Robust VAR Capability Curve of DER with Uncertain Renewable Generation
Aditya Shankar Kar, Kiran Kumar Challa, Alok Kumar Bharati, Ankit Singhal, Venkataramana Ajjarapu
TL;DR
The paper tackles the challenge of deriving a dispatchable VAR capability curve for DER-rich distribution systems under uncertain solar generation. It proposes a robust, probabilistic aggregation framework that preserves unbalance and losses by modeling solar uncertainty with a Gaussian reformulation of a chance-constrained OPF, yielding a dispatchable VAR capability region $[ar{Q}^{sub}_{deamnd}, \underline{Q}^{sub}_{deamnd}]$ with an associated probability.
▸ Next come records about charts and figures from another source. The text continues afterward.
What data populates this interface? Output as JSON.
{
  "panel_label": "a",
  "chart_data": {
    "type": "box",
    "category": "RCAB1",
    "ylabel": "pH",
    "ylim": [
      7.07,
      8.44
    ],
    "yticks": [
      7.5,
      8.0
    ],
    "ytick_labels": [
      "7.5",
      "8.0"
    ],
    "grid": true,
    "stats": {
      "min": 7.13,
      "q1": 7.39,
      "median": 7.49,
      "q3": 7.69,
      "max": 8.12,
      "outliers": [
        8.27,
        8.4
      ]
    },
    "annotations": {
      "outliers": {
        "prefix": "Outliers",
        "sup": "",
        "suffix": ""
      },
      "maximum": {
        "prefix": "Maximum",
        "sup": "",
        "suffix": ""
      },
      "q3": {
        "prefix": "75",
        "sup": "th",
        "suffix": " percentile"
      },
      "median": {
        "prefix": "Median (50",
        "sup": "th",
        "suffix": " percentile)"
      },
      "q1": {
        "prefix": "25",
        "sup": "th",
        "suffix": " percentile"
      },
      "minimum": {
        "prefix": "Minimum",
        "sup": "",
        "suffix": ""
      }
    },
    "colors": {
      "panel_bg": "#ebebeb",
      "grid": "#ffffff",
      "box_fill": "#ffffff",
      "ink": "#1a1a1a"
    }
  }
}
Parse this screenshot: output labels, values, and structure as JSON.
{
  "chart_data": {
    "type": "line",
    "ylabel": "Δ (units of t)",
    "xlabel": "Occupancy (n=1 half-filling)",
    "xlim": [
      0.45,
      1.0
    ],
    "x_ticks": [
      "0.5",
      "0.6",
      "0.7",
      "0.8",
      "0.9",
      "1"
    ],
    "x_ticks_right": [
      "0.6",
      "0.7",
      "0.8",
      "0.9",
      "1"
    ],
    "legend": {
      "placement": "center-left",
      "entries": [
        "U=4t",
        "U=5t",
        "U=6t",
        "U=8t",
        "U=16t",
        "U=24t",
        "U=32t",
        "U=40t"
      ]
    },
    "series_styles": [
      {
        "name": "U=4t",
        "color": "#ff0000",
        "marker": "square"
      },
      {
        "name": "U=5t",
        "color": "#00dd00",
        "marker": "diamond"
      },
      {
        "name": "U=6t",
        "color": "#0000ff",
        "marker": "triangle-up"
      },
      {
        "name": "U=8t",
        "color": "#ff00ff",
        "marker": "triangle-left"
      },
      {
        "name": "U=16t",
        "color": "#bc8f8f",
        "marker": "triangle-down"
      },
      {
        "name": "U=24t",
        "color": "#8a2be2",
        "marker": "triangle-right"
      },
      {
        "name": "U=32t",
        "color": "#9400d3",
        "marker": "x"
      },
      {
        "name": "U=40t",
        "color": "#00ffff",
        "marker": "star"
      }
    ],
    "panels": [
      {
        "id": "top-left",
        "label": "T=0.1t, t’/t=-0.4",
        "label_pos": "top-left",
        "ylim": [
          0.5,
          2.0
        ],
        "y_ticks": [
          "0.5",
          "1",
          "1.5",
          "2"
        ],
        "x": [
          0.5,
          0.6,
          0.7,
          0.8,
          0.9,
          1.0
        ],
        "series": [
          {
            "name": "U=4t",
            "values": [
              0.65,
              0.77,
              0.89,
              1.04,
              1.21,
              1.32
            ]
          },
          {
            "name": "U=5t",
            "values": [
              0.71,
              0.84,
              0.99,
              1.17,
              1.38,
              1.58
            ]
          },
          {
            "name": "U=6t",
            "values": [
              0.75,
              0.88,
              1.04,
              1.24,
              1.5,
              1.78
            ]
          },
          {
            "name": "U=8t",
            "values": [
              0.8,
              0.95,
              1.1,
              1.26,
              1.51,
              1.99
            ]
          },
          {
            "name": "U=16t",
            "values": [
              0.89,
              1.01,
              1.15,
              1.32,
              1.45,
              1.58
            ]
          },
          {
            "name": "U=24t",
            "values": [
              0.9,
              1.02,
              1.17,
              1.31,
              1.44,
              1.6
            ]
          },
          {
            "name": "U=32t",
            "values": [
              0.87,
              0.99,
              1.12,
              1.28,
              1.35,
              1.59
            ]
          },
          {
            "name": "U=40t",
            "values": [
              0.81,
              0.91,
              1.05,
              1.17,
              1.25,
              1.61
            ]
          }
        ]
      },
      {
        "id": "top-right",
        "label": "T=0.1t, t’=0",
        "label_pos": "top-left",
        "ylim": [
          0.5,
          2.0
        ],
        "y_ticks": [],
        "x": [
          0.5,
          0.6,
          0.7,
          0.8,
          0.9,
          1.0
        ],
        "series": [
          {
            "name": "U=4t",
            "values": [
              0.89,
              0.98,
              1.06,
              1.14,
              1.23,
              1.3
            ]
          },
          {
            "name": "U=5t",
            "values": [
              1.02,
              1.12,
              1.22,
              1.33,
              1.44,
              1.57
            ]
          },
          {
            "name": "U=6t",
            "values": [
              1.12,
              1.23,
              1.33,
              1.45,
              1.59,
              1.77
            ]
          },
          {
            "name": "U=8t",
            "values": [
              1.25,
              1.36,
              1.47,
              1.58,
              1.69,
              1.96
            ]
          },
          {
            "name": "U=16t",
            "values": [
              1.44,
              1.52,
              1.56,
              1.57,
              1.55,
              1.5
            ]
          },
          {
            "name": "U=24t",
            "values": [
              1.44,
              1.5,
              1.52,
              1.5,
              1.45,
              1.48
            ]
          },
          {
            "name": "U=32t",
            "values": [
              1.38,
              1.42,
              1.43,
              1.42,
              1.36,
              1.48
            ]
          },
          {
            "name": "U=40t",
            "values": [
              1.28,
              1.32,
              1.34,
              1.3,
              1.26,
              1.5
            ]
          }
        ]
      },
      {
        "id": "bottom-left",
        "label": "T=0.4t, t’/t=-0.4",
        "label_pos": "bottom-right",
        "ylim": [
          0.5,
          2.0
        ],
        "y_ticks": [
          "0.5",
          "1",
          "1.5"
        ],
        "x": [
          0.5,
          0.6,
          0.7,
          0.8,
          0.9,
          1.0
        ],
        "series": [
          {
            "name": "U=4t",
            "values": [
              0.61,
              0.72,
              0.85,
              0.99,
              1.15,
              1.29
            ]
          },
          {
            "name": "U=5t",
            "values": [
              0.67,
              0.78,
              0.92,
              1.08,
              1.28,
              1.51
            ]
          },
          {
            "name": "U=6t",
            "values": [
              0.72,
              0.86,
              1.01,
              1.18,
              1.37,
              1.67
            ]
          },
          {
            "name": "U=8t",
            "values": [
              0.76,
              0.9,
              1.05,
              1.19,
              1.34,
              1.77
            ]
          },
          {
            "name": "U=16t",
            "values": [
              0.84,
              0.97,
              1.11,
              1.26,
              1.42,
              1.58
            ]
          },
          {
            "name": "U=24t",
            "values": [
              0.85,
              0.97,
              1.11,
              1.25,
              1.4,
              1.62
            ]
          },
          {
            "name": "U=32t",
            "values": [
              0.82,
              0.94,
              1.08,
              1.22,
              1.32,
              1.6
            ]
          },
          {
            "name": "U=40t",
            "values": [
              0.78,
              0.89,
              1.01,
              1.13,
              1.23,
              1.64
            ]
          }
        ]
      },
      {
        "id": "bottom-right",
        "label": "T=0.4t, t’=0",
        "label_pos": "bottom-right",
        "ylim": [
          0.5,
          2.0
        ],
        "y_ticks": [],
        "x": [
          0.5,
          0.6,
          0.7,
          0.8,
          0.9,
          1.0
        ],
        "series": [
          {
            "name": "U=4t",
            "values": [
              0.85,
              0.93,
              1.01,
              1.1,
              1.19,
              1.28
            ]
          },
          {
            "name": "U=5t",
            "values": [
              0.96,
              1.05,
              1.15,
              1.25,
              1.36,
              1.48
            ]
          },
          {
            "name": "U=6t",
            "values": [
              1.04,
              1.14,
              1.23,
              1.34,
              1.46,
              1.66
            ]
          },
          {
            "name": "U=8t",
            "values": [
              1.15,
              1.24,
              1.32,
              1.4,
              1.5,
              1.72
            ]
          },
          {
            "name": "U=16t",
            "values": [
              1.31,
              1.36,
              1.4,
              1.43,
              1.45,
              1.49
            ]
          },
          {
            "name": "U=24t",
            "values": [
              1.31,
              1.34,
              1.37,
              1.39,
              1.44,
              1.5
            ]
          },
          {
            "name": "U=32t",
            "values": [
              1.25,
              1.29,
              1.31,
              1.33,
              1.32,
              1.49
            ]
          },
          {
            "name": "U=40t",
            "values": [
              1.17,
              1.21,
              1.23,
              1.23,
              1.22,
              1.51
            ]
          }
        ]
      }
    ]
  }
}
Key contributions include quantifying solar forecast errors from historical data, extending a 3-phase unbalanced LinDistFlow-based network model, and solving a CC-OPF to produce robust capability curves that can inform TSO planning and operation. The results on a 123-node test system demonstrate how the aggregated VAR capability shifts with solar uncertainty, providing actionable, probabilistic guidance for reactive power management and congestion relief in real-world grids.
Abstract
Active distribution system with high penetration of inverter based distributed energy resources (DER) can be utilized for VAR-related ancillary services. To utilize the DER flexibility, transmission system operator (TSO) must be presented with the aggregated DER flexibility of distribution system. However, the uncertainty in renewable generation questions the credibility of aggregated capability curve in practice. In this paper, we incorporate the uncertainty into aggregation process to develop a robust capability curve while preserving the real physics (unbalance and lossy nature) of distribution system. Statistical inference method is employed to quantify uncertainty in solar generation and quantified uncertainty is integrated into a chance constrained optimal power flow (OPF). It provides the grid operator with the dispatchable aggregated reactive power capability. The resulting capability curve with the associated probability can be harnessed by the TSO for decision making for both planning and operation.